The League of Wales didn’t go down the same route as Ukraine, Croatia, Slovenia et al  in the early 1990s. These newly independent Eastern European countries founded new national leagues that included all the strongest clubs within the boundaries of their administrations. Wales’ strongest clubs weren’t included in our national league, a fact leaves our national league, and the clubs within, with structural disadvantages compared to other national leagues.

– Thirdly, the Irish national league has been in existence for nearly 90 years, and Irish clubs have been competing in competing in European competition since the 1950s. This has not only provided lots of experience, it makes the Irish system a more mature system than the Welsh system and it’s seen as the only legitimate representation of domestic Irish football to the footballing world. Wales’ national league started in 1992 and its image is relatively weak, even in our country.

– Fourthly, the Irish system, and Irish history, has helped to provide the Irish clubs with an identity that attracts Irish fans. The sea between Ireland and Great Britain provides a natural barrier so people will naturally look more at home for entertainment anyway but when you consider the nationalistic/isolationist Irish position of the inter-war period you can see that there are grounds to argue that Irish fans will traditionally feel a strong identity towards Irish clubs. Basically, Irish fans are more inclined to support clubs in their country than Welsh fans are.

We all know about the pull of the premier league and it even affects Irish fans but there is a sea to put them off. In Wales we have direct roads and railways to the premier league. The Irish clubs are far greater symbols of identity and these fan identities pre-date the full coaches and planes to premier league matches from Ireland.

By the time the LOW started in 1992 a lot of Welsh fans had developed allegiances to clubs (Welsh and English) in the English system. It would be interesting to speculate what might have happened if a Welsh league had commenced at the same time as the football league in England.

Generally the more fans there are the greater the economic potential. In the most basic terms this means that Irish clubs can keep hold of players with a high ability, which Welsh clubs are not always able to do.

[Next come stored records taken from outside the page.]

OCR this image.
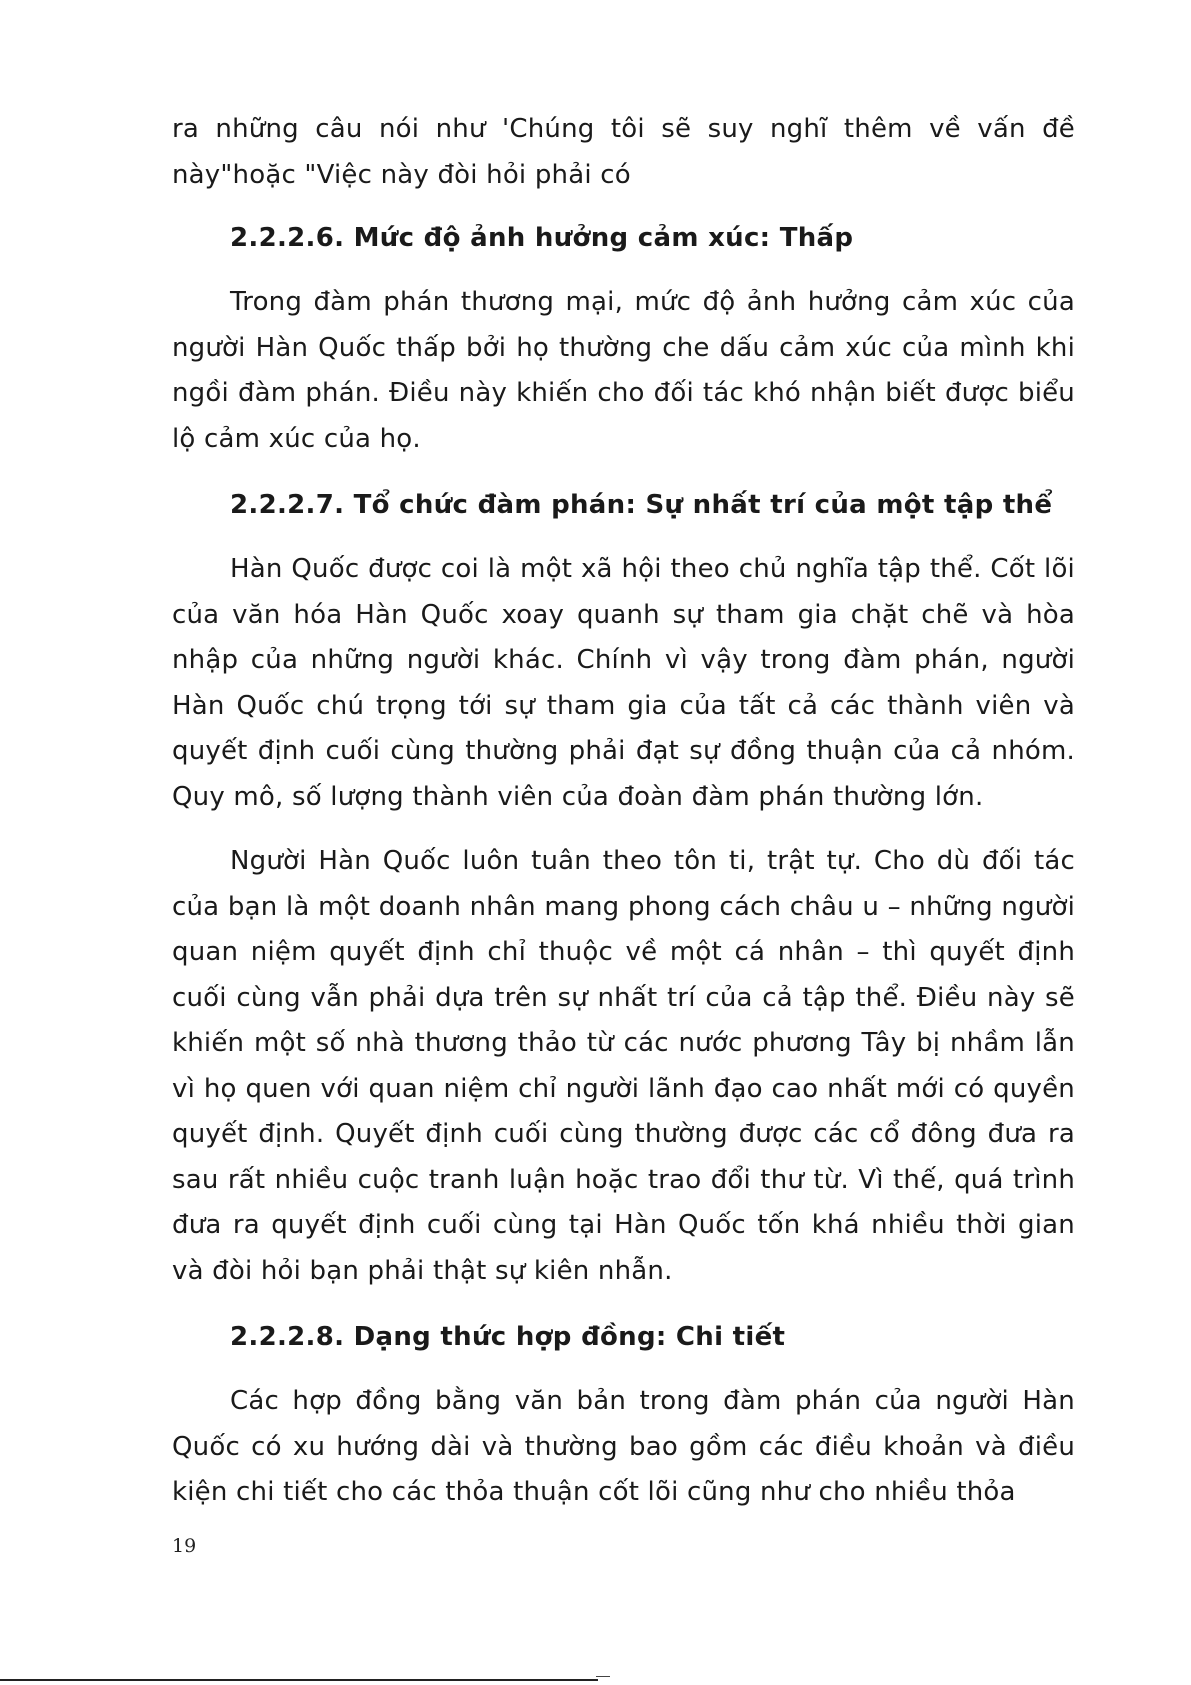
ra những câu nói như 'Chúng tôi sẽ suy nghĩ thêm về vấn đề này"hoặc "Việc này đòi hỏi phải có

2.2.2.6. Mức độ ảnh hưởng cảm xúc: Thấp

Trong đàm phán thương mại, mức độ ảnh hưởng cảm xúc của người Hàn Quốc thấp bởi họ thường che dấu cảm xúc của mình khi ngồi đàm phán. Điều này khiến cho đối tác khó nhận biết được biểu lộ cảm xúc của họ.

2.2.2.7. Tổ chức đàm phán: Sự nhất trí của một tập thể

Hàn Quốc được coi là một xã hội theo chủ nghĩa tập thể. Cốt lõi của văn hóa Hàn Quốc xoay quanh sự tham gia chặt chẽ và hòa nhập của những người khác. Chính vì vậy trong đàm phán, người Hàn Quốc chú trọng tới sự tham gia của tất cả các thành viên và quyết định cuối cùng thường phải đạt sự đồng thuận của cả nhóm. Quy mô, số lượng thành viên của đoàn đàm phán thường lớn.

Người Hàn Quốc luôn tuân theo tôn ti, trật tự. Cho dù đối tác của bạn là một doanh nhân mang phong cách châu u – những người quan niệm quyết định chỉ thuộc về một cá nhân – thì quyết định cuối cùng vẫn phải dựa trên sự nhất trí của cả tập thể. Điều này sẽ khiến một số nhà thương thảo từ các nước phương Tây bị nhầm lẫn vì họ quen với quan niệm chỉ người lãnh đạo cao nhất mới có quyền quyết định. Quyết định cuối cùng thường được các cổ đông đưa ra sau rất nhiều cuộc tranh luận hoặc trao đổi thư từ. Vì thế, quá trình đưa ra quyết định cuối cùng tại Hàn Quốc tốn khá nhiều thời gian và đòi hỏi bạn phải thật sự kiên nhẫn.

2.2.2.8. Dạng thức hợp đồng: Chi tiết

Các hợp đồng bằng văn bản trong đàm phán của người Hàn Quốc có xu hướng dài và thường bao gồm các điều khoản và điều kiện chi tiết cho các thỏa thuận cốt lõi cũng như cho nhiều thỏa

19
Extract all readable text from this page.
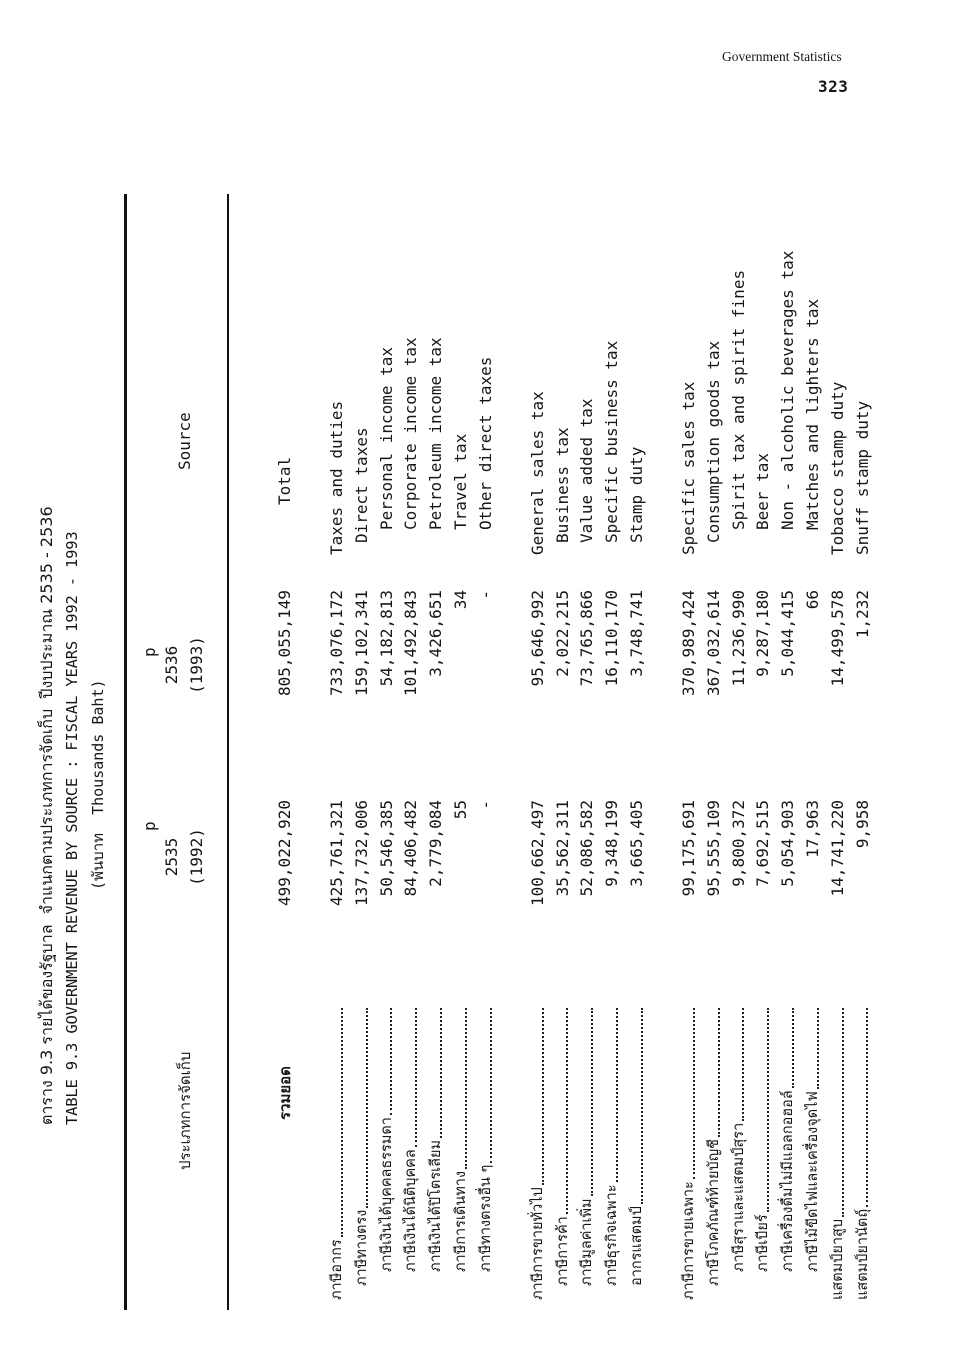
Government Statistics
323
ตาราง 9.3 รายได้ของรัฐบาล  จำแนกตามประเภทการจัดเก็บ  ปีงบประมาณ 2535 - 2536 TABLE 9.3 GOVERNMENT REVENUE BY SOURCE : FISCAL YEARS 1992 - 1993 (พันบาท  Thousands Baht)
ประเภทการจัดเก็บ
p
2535 (1992)
p 2536 (1993)
Source
รวมยอด
499,022,920
805,055,149
Total
ภาษีอากร
425,761,321
733,076,172
Taxes and duties
ภาษีทางตรง
137,732,006
159,102,341
Direct taxes
ภาษีเงินได้บุคคลธรรมดา
50,546,385
54,182,813
Personal income tax
ภาษีเงินได้นิติบุคคล
84,406,482
101,492,843
Corporate income tax
ภาษีเงินได้ปิโตรเลียม
2,779,084
3,426,651
Petroleum income tax
ภาษีการเดินทาง
55
34
Travel tax
ภาษีทางตรงอื่น ๆ
-
-
Other direct taxes
ภาษีการขายทั่วไป
100,662,497
95,646,992
General sales tax
ภาษีการค้า
35,562,311
2,022,215
Business tax
ภาษีมูลค่าเพิ่ม
52,086,582
73,765,866
Value added tax
ภาษีธุรกิจเฉพาะ
9,348,199
16,110,170
Specific business tax
อากรแสตมป์
3,665,405
3,748,741
Stamp duty
ภาษีการขายเฉพาะ
99,175,691
370,989,424
Specific sales tax
ภาษีโภคภัณฑ์ท้ายบัญชี
95,555,109
367,032,614
Consumption goods tax
ภาษีสุราและแสตมป์สุรา
9,800,372
11,236,990
Spirit tax and spirit fines
ภาษีเบียร์
7,692,515
9,287,180
Beer tax
ภาษีเครื่องดื่มไม่มีแอลกอฮอล์
5,054,903
5,044,415
Non - alcoholic beverages tax
ภาษีไม้ขีดไฟและเครื่องจุดไฟ
17,963
66
Matches and lighters tax
แสตมป์ยาสูบ
14,741,220
14,499,578
Tobacco stamp duty
แสตมป์ยานัตถุ์
9,958
1,232
Snuff stamp duty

– Lastly, the Irish Sea acts as a barrier to players. In Britain it’s easy to move from the English to Welsh systems, or vice versa. Historically speaking the English system has symbolised progress for Welsh clubs and players. Fans and players still think in these terms today. It’s easy to lose good players if they catch the eye of a club at a “higher” level, when they leave it your chance of success leaves too.

On the other hand would an Irish player look at this journey as a way to success? Would they give up the chance of European football to join Barrow, Colwyn Bay or Kettering? To tempt an Irish player from the League of Ireland it would have to be the offer of at least League Football otherwise why would they consider moving?

Well “Deaks” that’s a little food for thought.